The rapid evolution of resistance to existing insecticides highlights the urgent need for replacements. No new mosquito killer has reached the public health market since the 1980s. This need is being addressed by is the Innovative Vector Control Consortium (IVCC, www.ivcc.com), based at the Liverpool School of Tropical Medicine, which was set up in 2005 with a $50.7m grant from the Gates Foundation followed by a further $50m last year.

Last year, BASF agreed to collaborate with IVCC and the London School of Hygiene and Tropical Medicine to develop malaria prevention products based on chlorfenapyr, a broad-spectrum insecticide developed by BASF, including bed nets and wall sprays. Chlorfenapyr is used mainly for killing insects on vegetable and fruit crops. The company hopes the chemical’s good safety record and low toxicity to mammals will lead to quick approval in the public health market, possibly as soon as next year.

Another priority is to find a way to prolong the active life of insecticides on bed nets and wall coverings. Vestergaard Frandsen, based in Switzerland and the largest manufacturer of treated bed nets, is leading the way with a wall covering called ZeroVector Durable Lining. This is a simple woven cloth – impregnated with insecticide – that can be nailed to the walls of huts and houses. The insecticide remains active for at least three years. Most IRS applications to hard walls lose effectiveness in six to nine months.

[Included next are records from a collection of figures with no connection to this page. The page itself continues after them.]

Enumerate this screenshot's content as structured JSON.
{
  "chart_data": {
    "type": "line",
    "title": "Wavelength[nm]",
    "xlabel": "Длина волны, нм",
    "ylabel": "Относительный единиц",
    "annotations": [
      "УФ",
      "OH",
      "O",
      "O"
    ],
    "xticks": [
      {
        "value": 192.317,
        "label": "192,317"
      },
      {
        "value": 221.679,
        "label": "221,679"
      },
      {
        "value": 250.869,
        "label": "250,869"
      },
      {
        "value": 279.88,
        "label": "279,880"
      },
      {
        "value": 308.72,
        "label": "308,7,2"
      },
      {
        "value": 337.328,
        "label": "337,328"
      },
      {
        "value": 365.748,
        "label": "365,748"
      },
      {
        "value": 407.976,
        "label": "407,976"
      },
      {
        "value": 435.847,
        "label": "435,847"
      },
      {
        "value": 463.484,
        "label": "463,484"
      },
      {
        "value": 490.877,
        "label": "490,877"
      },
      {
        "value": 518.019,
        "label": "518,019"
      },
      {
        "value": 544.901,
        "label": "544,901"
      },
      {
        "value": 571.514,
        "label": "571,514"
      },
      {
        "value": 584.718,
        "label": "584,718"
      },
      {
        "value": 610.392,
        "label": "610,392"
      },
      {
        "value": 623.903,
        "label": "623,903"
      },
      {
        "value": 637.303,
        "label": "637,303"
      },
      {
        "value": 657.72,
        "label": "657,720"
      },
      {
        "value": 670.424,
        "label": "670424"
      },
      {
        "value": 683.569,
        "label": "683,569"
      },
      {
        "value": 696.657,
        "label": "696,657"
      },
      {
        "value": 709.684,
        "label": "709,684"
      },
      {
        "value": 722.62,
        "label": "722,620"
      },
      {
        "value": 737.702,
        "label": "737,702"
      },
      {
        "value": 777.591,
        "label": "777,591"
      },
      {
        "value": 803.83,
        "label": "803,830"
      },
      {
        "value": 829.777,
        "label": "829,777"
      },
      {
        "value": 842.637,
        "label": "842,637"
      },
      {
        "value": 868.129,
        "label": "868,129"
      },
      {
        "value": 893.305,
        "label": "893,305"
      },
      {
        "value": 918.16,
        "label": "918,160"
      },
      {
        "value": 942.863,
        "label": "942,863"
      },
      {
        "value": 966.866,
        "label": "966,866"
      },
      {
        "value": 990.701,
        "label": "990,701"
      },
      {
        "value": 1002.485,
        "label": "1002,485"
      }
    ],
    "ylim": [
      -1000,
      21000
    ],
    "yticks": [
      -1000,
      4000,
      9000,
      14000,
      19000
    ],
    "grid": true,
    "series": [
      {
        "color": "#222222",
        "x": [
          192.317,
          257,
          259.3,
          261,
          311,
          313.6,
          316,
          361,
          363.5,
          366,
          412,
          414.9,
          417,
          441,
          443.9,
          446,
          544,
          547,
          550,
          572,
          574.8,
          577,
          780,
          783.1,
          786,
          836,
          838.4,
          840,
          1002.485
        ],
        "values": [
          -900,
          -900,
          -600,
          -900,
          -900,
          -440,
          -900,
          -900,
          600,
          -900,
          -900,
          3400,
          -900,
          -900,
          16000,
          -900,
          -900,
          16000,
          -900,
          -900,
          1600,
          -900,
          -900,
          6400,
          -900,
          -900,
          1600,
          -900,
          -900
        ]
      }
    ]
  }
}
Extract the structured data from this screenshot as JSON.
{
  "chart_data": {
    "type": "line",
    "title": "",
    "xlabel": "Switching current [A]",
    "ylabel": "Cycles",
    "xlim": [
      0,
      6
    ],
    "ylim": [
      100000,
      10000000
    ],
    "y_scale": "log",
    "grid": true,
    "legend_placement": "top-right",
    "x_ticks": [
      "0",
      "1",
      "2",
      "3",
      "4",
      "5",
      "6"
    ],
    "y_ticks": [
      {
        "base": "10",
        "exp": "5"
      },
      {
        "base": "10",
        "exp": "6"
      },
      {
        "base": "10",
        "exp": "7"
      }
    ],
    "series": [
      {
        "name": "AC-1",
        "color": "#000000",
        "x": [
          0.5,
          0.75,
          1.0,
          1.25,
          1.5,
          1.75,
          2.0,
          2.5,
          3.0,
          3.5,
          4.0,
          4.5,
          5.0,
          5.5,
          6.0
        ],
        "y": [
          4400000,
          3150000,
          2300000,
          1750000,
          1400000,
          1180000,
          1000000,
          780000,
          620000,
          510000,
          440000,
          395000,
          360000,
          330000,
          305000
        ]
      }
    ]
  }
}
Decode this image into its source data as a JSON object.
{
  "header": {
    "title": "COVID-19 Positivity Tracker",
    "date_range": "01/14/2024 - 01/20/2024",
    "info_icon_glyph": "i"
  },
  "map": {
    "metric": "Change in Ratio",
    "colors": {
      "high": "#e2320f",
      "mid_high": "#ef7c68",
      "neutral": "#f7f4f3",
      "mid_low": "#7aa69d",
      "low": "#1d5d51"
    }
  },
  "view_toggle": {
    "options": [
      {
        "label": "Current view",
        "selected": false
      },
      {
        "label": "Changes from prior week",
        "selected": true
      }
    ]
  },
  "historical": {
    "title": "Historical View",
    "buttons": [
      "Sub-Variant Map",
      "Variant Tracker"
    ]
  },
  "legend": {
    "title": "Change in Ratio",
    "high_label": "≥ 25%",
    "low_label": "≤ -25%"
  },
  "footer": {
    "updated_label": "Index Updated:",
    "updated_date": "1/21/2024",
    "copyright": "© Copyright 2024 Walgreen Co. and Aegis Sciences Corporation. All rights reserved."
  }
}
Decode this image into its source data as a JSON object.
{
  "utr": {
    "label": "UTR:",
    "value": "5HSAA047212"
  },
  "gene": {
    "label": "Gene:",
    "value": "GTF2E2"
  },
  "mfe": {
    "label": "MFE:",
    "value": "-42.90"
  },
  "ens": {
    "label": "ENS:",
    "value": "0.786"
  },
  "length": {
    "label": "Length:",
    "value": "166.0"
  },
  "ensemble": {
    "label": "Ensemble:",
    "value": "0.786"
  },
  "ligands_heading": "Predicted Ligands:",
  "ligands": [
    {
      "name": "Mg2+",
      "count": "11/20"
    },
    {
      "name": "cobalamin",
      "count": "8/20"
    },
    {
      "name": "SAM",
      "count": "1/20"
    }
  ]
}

Looking further ahead, IVCC hopes that collaboration with academic researchers and the chemical industry will produce three new active ingredients for mosquito control by 2020.

But killing mosquitoes is not necessarily the only way to control them. IVCC is also investigating the use of pheromones to lure mosquitoes into traps, and evaluating the potential to develop better mosquito repellents that would stop the insects entering homes. The goal is a super-repellent that works much better than Deet, the standard ingredient in consumer products.

Another long-term prospect is the “sterile insect” approach being pioneered by Oxitec (www.oxitec.com), a biotechnology company based near Oxford. The idea is to release vast numbers of male mosquitoes, sterilised by genetic engineering, that would mate with all available females and swamp the fertile wild males in the vicinity. This approach is showing promise with the Aedes mosquitoes that spread dengue, but Oxitec scientists have found it hard to engineer sterility into the Anopheles species that spreads malaria.

Controlling malaria must be one of the few global challenges where natural product chemistry, vaccines, agrochemicals, consumer products and the Chinese army have all played a significant role. The fight against malaria remains to be won but it is noticeable that many of the innovations in this field are being developed by public-private initiatives such as PVI, IVCC and the Medicines for Malaria Venture (www.mmv.org). In this respect malaria may be providing an operational role model for the rest of the pharmaceutical industry.